One of the principal reason I wanted to acquire the pictures is that McCarthy had hundreds of photos of players in major league uniforms that never actually played in the bigs. Many of his photos were shot at spring training when prospects were up with the big club before being returned to the minors or hanging up their spikes. Evidently these players felt that having McCarthy take their pictures was a sign that they were on their way to a major league career.

Naturally, given the era in which McCarthy accomplished the bulk of his work, many of these players never had a baseball card. In some cases I plan to remedy that with a fantasy card that is my vision for what their cards might have looked like.

I'm having a ball going through this baseball history trove. I'm creating a spread sheet with each player, his team, the probably year the image was taken and whether the pictures are color or black-and-white.

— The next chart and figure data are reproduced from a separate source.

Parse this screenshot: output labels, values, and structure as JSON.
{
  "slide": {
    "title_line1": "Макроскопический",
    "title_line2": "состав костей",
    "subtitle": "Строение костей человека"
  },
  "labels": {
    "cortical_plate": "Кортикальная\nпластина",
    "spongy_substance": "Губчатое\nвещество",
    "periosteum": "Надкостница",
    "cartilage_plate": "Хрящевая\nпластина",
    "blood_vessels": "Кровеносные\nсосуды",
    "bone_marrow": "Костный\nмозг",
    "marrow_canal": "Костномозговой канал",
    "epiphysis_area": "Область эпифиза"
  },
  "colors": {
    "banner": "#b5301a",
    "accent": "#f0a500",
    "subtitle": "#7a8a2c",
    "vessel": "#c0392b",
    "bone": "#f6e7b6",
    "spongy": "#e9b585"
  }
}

When that work is done, and I've finished scanning those images that I have a reasonable expectation of someday using in my custom card work, I'll sell my McCarthy holdings.

Throughout the process, I expect I'll take the opportunity to share with you some of what I find.

Sunday, August 4, 2013

Nellie Fox featured on '52 Topps-style custom

Nellie Fox was a perennial All-Star and a fan (and collector) favorite. He parlayed modest baseball playing skills into a Hall of Fame career.

Topps was never able to get Fox's signature on a baseball card contract until 1956, after Bowman was out of the picture. He'd debuted with a rookie card in 1951 Bowman and was in each year's set through 1955. His 1953, 1954 and 1955 Bowman cards were some of my childhood favorites.

Fox was also in each year's Red Man tobacco set from 1952-55; fitting since he was often photographed with a large wad of chew in his cheek. He was also seen in such early 1950s issues as Berk Ross, Dixie ice cream lids and premiums and 1954 Red Heart dog food and Wilson's wieners.

If you've been following my blog, you know my custom card making has recently included a pair of 1952 Topps cards "that never were." I've extended that streak with my recent creation of a 1952 Topps-style Nellie Fox card.

The impetus for jumping a '52 Fox to the top of my to-do list was the discovery on-line of a really appealing 1951 portrait photo of Fox. I knew it would look good in the '52 format.

I decided to make my Fox custom with the "plain" color background that Topps used on a few of its cards back in 1952. One of my favorite '52s was such a card, Dale Coogan.

For some reason the color purple came to me as the right choice for the background of Fox's haloed portrait.

That's really about all there is to say about my 1952 Topps-style Nellie Fox custom. I think I can safely predict that this will not be my last Nellie Fox creation.